L’Ente, infatti, ha un patrimonio immobiliare di milioni di euro, sufficiente a mantenere gli attuali 42 dipendenti per lo meno da oggi alla pensione. Il Comune, quando l’ente fosse sciolto e affidato a questo, potrebbe mettere a profitto questo patrimonio (ammesso e non concesso che l’attività di assistenza sia talmente antieconomica da non potere essere proseguita) in modo da assorbire questa manodopera a costo zero. Del resto il Comune ha ogni anno un certo numero di pensionamenti. Se la spesa aggiuntiva per mantenere questo organico extra, per qualche anno appena, viene considerata una spesa straordinaria, e quindi in conto capitale, questa potrebbe benissimo essere coperta anche soltanto da qualche entrata in conto capitale data dalla vendita di qualche unità patrimoniale superflua.
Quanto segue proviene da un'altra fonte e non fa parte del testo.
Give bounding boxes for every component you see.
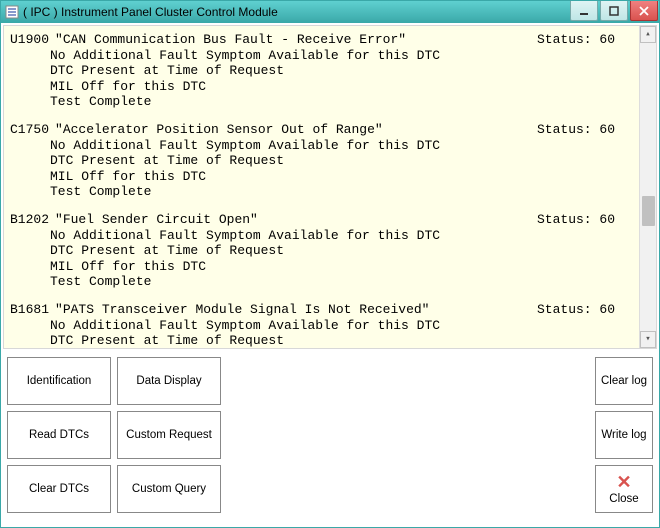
scroll-up-arrow-icon[interactable]: ▴ <box>640 26 656 43</box>
dtc-header: C1750 "Accelerator Position Sensor Out of… <box>10 122 635 138</box>
dtc-status: Status: 60 <box>537 122 635 138</box>
dtc-description: "Fuel Sender Circuit Open" <box>55 212 258 228</box>
dtc-code: C1750 <box>10 122 49 138</box>
dtc-detail-line: No Additional Fault Symptom Available fo… <box>10 228 635 244</box>
window-title: ( IPC ) Instrument Panel Cluster Control… <box>23 5 278 19</box>
log-content[interactable]: U1900 "CAN Communication Bus Fault - Rece… <box>4 26 639 348</box>
app-icon <box>5 5 19 19</box>
dtc-detail-line: Test Complete <box>10 184 635 200</box>
read-dtcs-button[interactable]: Read DTCs <box>7 411 111 459</box>
dtc-detail-line: DTC Present at Time of Request <box>10 333 635 348</box>
minimize-button[interactable] <box>570 1 598 21</box>
dtc-detail-line: MIL Off for this DTC <box>10 79 635 95</box>
dtc-status: Status: 60 <box>537 212 635 228</box>
dtc-status: Status: 60 <box>537 302 635 318</box>
dtc-detail-line: No Additional Fault Symptom Available fo… <box>10 138 635 154</box>
scroll-down-arrow-icon[interactable]: ▾ <box>640 331 656 348</box>
custom-request-button[interactable]: Custom Request <box>117 411 221 459</box>
dtc-detail-line: Test Complete <box>10 94 635 110</box>
log-area: U1900 "CAN Communication Bus Fault - Rece… <box>3 25 657 349</box>
identification-button[interactable]: Identification <box>7 357 111 405</box>
dtc-detail-line: No Additional Fault Symptom Available fo… <box>10 48 635 64</box>
dtc-detail-line: DTC Present at Time of Request <box>10 63 635 79</box>
custom-query-button[interactable]: Custom Query <box>117 465 221 513</box>
dtc-block: C1750 "Accelerator Position Sensor Out of… <box>10 122 635 200</box>
dtc-header: U1900 "CAN Communication Bus Fault - Rece… <box>10 32 635 48</box>
dtc-detail-line: Test Complete <box>10 274 635 290</box>
button-group-left: Identification Data Display Read DTCs Cu… <box>7 357 221 521</box>
close-icon: ✕ <box>616 473 631 491</box>
dtc-detail-line: MIL Off for this DTC <box>10 259 635 275</box>
dtc-detail-line: No Additional Fault Symptom Available fo… <box>10 318 635 334</box>
dtc-detail-line: DTC Present at Time of Request <box>10 153 635 169</box>
dtc-detail-line: DTC Present at Time of Request <box>10 243 635 259</box>
dtc-header: B1202 "Fuel Sender Circuit Open" Status: 6… <box>10 212 635 228</box>
dtc-status: Status: 60 <box>537 32 635 48</box>
maximize-button[interactable] <box>600 1 628 21</box>
window-controls <box>569 1 659 23</box>
button-panel: Identification Data Display Read DTCs Cu… <box>1 351 659 527</box>
window-close-button[interactable] <box>630 1 658 21</box>
close-button[interactable]: ✕ Close <box>595 465 653 513</box>
write-log-button[interactable]: Write log <box>595 411 653 459</box>
data-display-button[interactable]: Data Display <box>117 357 221 405</box>
vertical-scrollbar[interactable]: ▴ ▾ <box>639 26 656 348</box>
dtc-block: B1681 "PATS Transceiver Module Signal Is … <box>10 302 635 348</box>
dtc-detail-line: MIL Off for this DTC <box>10 169 635 185</box>
dtc-block: U1900 "CAN Communication Bus Fault - Rece… <box>10 32 635 110</box>
button-group-right: Clear log Write log ✕ Close <box>595 357 653 521</box>
scroll-thumb[interactable] <box>642 196 655 226</box>
dtc-header: B1681 "PATS Transceiver Module Signal Is … <box>10 302 635 318</box>
dtc-description: "Accelerator Position Sensor Out of Rang… <box>55 122 383 138</box>
close-label: Close <box>609 493 638 505</box>
clear-dtcs-button[interactable]: Clear DTCs <box>7 465 111 513</box>
titlebar[interactable]: ( IPC ) Instrument Panel Cluster Control… <box>1 1 659 23</box>
app-window: ( IPC ) Instrument Panel Cluster Control… <box>0 0 660 528</box>
clear-log-button[interactable]: Clear log <box>595 357 653 405</box>
dtc-code: B1681 <box>10 302 49 318</box>
dtc-description: "CAN Communication Bus Fault - Receive E… <box>55 32 406 48</box>
dtc-code: U1900 <box>10 32 49 48</box>
dtc-description: "PATS Transceiver Module Signal Is Not R… <box>55 302 429 318</box>
dtc-code: B1202 <box>10 212 49 228</box>
dtc-block: B1202 "Fuel Sender Circuit Open" Status: 6… <box>10 212 635 290</box>
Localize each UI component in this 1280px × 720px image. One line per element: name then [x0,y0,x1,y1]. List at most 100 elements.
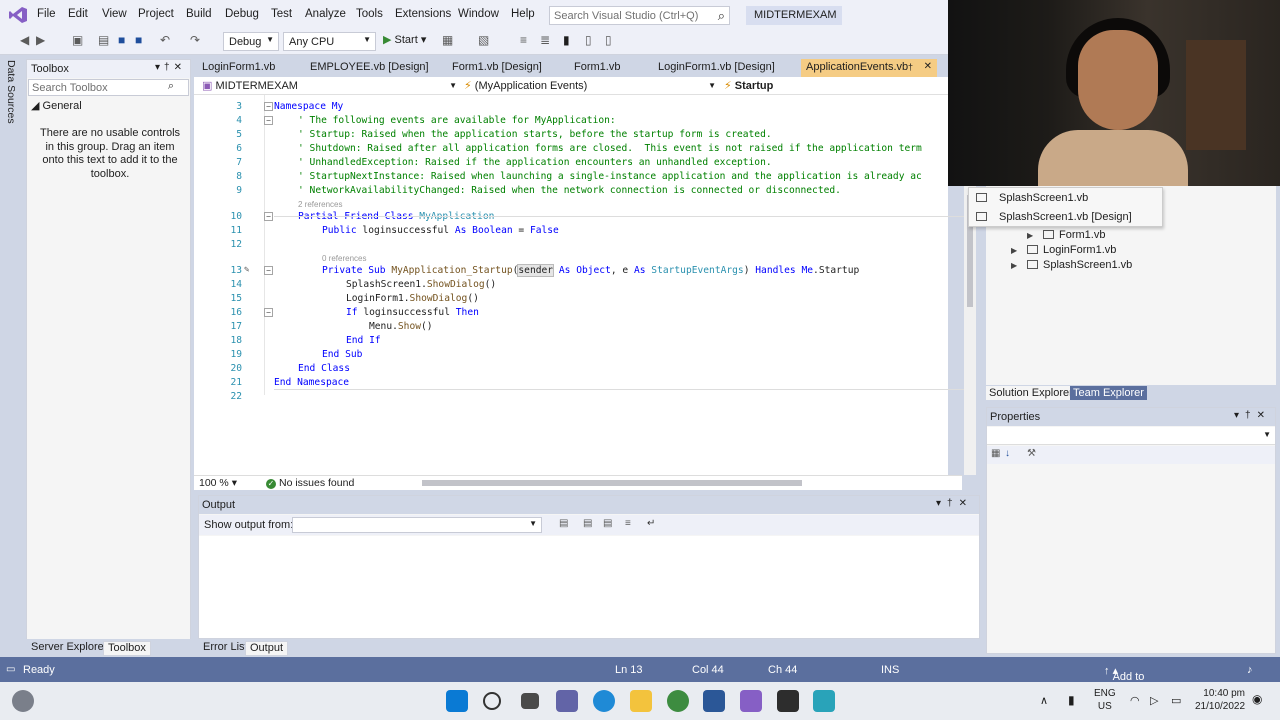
codelens-references[interactable]: 0 references [322,254,366,263]
code-line[interactable]: 18 End If [194,335,948,349]
language-indicator[interactable]: ENG US [1094,687,1116,713]
output-window-buttons[interactable]: ▾†✕ [936,498,973,509]
output-source-dropdown[interactable]: ▼ [292,517,542,533]
expand-arrow-icon[interactable]: ▶ [1011,261,1017,270]
code-line[interactable]: 7 ' UnhandledException: Raised if the app… [194,157,948,171]
search-icon[interactable] [483,692,501,710]
menu-extensions[interactable]: Extensions [395,8,451,20]
tab-form1-design[interactable]: Form1.vb [Design] [452,61,542,73]
save-all-icon[interactable]: ■ [135,33,142,47]
platform-dropdown[interactable]: Any CPU ▼ [283,32,376,51]
menu-project[interactable]: Project [138,8,174,20]
menu-build[interactable]: Build [186,8,212,20]
solution-config-dropdown[interactable]: Debug ▼ [223,32,279,51]
task-view-icon[interactable] [521,693,539,709]
new-project-icon[interactable]: ▣ [72,33,83,47]
clear-all-icon[interactable]: ≡ [625,518,631,529]
tray-overflow-icon[interactable]: ∧ [1040,694,1048,707]
bookmark-next-icon[interactable]: ▯ [605,33,612,47]
indent-icon[interactable]: ≣ [540,33,550,47]
start-button[interactable]: ▶ Start ▾ [383,33,426,46]
project-dropdown[interactable]: ▣ MIDTERMEXAM ▼ [202,79,457,92]
terminal-icon[interactable] [777,690,799,712]
menu-debug[interactable]: Debug [225,8,259,20]
tree-item-form1[interactable]: ▶ Form1.vb [1027,229,1105,241]
tab-output[interactable]: Output [245,641,289,656]
code-editor[interactable]: 3− Namespace My 4− ' The following events … [194,95,976,475]
property-pages-icon[interactable]: ⚒ [1027,448,1036,459]
clock[interactable]: 10:40 pm 21/10/2022 [1195,687,1245,713]
browse-icon[interactable]: ▦ [442,33,453,47]
editor-horizontal-scrollbar[interactable] [422,480,802,486]
visual-studio-taskbar-icon[interactable] [740,690,762,712]
microphone-icon[interactable]: ▮ [1068,693,1075,707]
add-to-source-control-button[interactable]: ↑ Add to Source Control ▴ [1104,664,1148,707]
menu-help[interactable]: Help [511,8,535,20]
word-wrap-icon[interactable]: ↵ [647,518,655,529]
issues-indicator[interactable]: ✓ No issues found [266,477,354,489]
code-line[interactable]: 11 Public loginsuccessful As Boolean = Fa… [194,225,948,239]
zoom-dropdown[interactable]: 100 % ▾ [199,477,237,489]
alphabetical-icon[interactable]: ↓ [1005,448,1010,459]
battery-icon[interactable]: ▭ [1171,694,1181,707]
screen-recorder-icon[interactable] [813,690,835,712]
notification-center-icon[interactable]: ◉ [1252,692,1262,706]
menu-tools[interactable]: Tools [356,8,383,20]
code-line[interactable]: 13 ✎ − Private Sub MyApplication_Startup(se… [194,264,948,279]
code-line[interactable]: 9 ' NetworkAvailabilityChanged: Raised wh… [194,185,948,199]
back-icon[interactable]: ◀ [20,33,29,47]
code-line[interactable]: 10−Partial Friend Class MyApplication [194,211,948,225]
expand-arrow-icon[interactable]: ▶ [1027,231,1033,240]
output-text-area[interactable] [199,536,979,638]
prev-message-icon[interactable]: ▤ [583,518,592,529]
collapse-icon[interactable]: − [264,308,273,317]
code-line[interactable]: 20 End Class [194,363,948,377]
toolbox-window-buttons[interactable]: ▾†✕ [155,62,186,73]
code-line[interactable]: 8 ' StartupNextInstance: Raised when laun… [194,171,948,185]
windows-start-icon[interactable] [446,690,468,712]
code-line[interactable]: 6 ' Shutdown: Raised after all applicatio… [194,143,948,157]
save-icon[interactable]: ■ [118,33,125,47]
tab-applicationevents-vb[interactable]: ApplicationEvents.vb † ✕ [801,59,937,77]
tab-team-explorer[interactable]: Team Explorer [1070,386,1147,400]
code-line[interactable]: 22 [194,391,948,405]
codelens-references[interactable]: 2 references [298,200,342,209]
edge-icon[interactable] [593,690,615,712]
popup-item-splashscreen1[interactable]: SplashScreen1.vb [999,192,1088,204]
widgets-icon[interactable] [12,690,34,712]
menu-view[interactable]: View [102,8,127,20]
menu-test[interactable]: Test [271,8,292,20]
align-icon[interactable]: ≡ [520,33,527,47]
code-line[interactable]: 16 − If loginsuccessful Then [194,307,948,321]
code-line[interactable]: 17 Menu.Show() [194,321,948,335]
hot-reload-icon[interactable]: ▧ [478,33,489,47]
visual-studio-logo-icon[interactable] [8,6,28,24]
wifi-icon[interactable]: ◠ [1130,694,1140,707]
file-explorer-icon[interactable] [630,690,652,712]
bookmark-icon[interactable]: ▮ [563,33,570,47]
open-file-icon[interactable]: ▤ [98,33,109,47]
code-line[interactable]: 15 LoginForm1.ShowDialog() [194,293,948,307]
chrome-icon[interactable] [667,690,689,712]
tree-item-loginform1[interactable]: ▶ LoginForm1.vb [1011,244,1116,256]
code-line[interactable]: 14 SplashScreen1.ShowDialog() [194,279,948,293]
menu-edit[interactable]: Edit [68,8,88,20]
volume-icon[interactable]: ▷ [1150,694,1158,707]
bookmark-prev-icon[interactable]: ▯ [585,33,592,47]
tab-loginform1-vb[interactable]: LoginForm1.vb [202,61,275,73]
tree-item-splashscreen1[interactable]: ▶ SplashScreen1.vb [1011,259,1132,271]
undo-icon[interactable]: ↶ [160,33,170,47]
notifications-icon[interactable]: ♪ [1247,664,1253,676]
forward-icon[interactable]: ▶ [36,33,45,47]
code-line[interactable]: 4 − ' The following events are available f… [194,115,948,129]
next-message-icon[interactable]: ▤ [603,518,612,529]
categorized-icon[interactable]: ▦ [991,448,1000,459]
tab-solution-explorer[interactable]: Solution Explorer [986,386,1076,400]
collapse-icon[interactable]: − [264,266,273,275]
toolbox-group-general[interactable]: ◢ General [31,99,82,112]
code-line[interactable]: 5 ' Startup: Raised when the application … [194,129,948,143]
popup-item-splashscreen1-design[interactable]: SplashScreen1.vb [Design] [999,211,1132,223]
teams-chat-icon[interactable] [556,690,578,712]
tab-toolbox[interactable]: Toolbox [103,641,151,656]
collapse-icon[interactable]: − [264,116,273,125]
La scelta, quindi, appare anche antieconomica dal punto di vista dell’interesse pubblico.
A meno che non pensiamo che gli attuali organi di Governo credono di essere i “proprietari” del patrimonio dell’ente e vogliono dare a questo patrimonio il massimo frutto disfacendosi del personale, come farebbe una qualsiasi multinazionale.
L’arcivescovado – ricordiamo – ha il controllo gestionale di questo ente, per Statuto, ma questo, e il suo patrimonio, non è di sua proprietà. È pubblico. Non possono, anche per ragioni morali, ragionare in questo modo.
Che fare dunque? La via giudiziaria è meritoria, ma lunga. Noi “Siciliani Liberi” abbiamo un’idea. In questi giorni alcuni deputati regionali, come Marianna Caronia, Vincenzo Figuccia, e non solo, hanno lamentato giustamente come assurda la “procedura d’urgenza” per riformare la legge elettorale.
Ecco una vera urgenza! Presentiamo una legge di uno o due articoli che consenta alla Regione, quando una IPAB compie atti illegittimi per un ente pubblico, di surrogarsi ad essa nominando un “Commissario ad acta” che revochi, per conto dell’ente, il provvedimento illegittimo. Più urgente di così. La legge è a costo zero, perché si tratta solo di revocare un provvedimento amministrativo illegittimo (in questo caso il licenziamento, ma la legge avrà portata generale) e non di istituire nuova spesa pubblica.
Siamo certi che il nostro appello all’ARS non cadrà nel vuoto.
E fin qui ho parlato da Segretario di “Siciliani Liberi”.
Sul piano personale voglio aggiungere una nota da credente. Per la mia storia nessuno può accusarmi di sterile anticlericalismo. Ma devo dire, in tutta onestà, da cattolico che trovo devastante l’atteggiamento dell’arcivescovado sulla vicenda di questi dipendenti. Ma come si fa a fare appelli per combattere la povertà a Palermo, a dichiararsi testimoni di una nuova Chiesa “povera” e poi fare ragionamenti di questo tipo? Una “Chiesa” che preferisce tenersi stretto il patrimonio, sottraendolo al legittimo destino di incorporazione al Comune, mandando per strada 42 dipendenti con le loro famiglie mi addolora, mi rattrista. Poi come critichiamo le imprese multinazionali che non hanno “responsabilità sociale d’impresa”? Non aggiungo altro.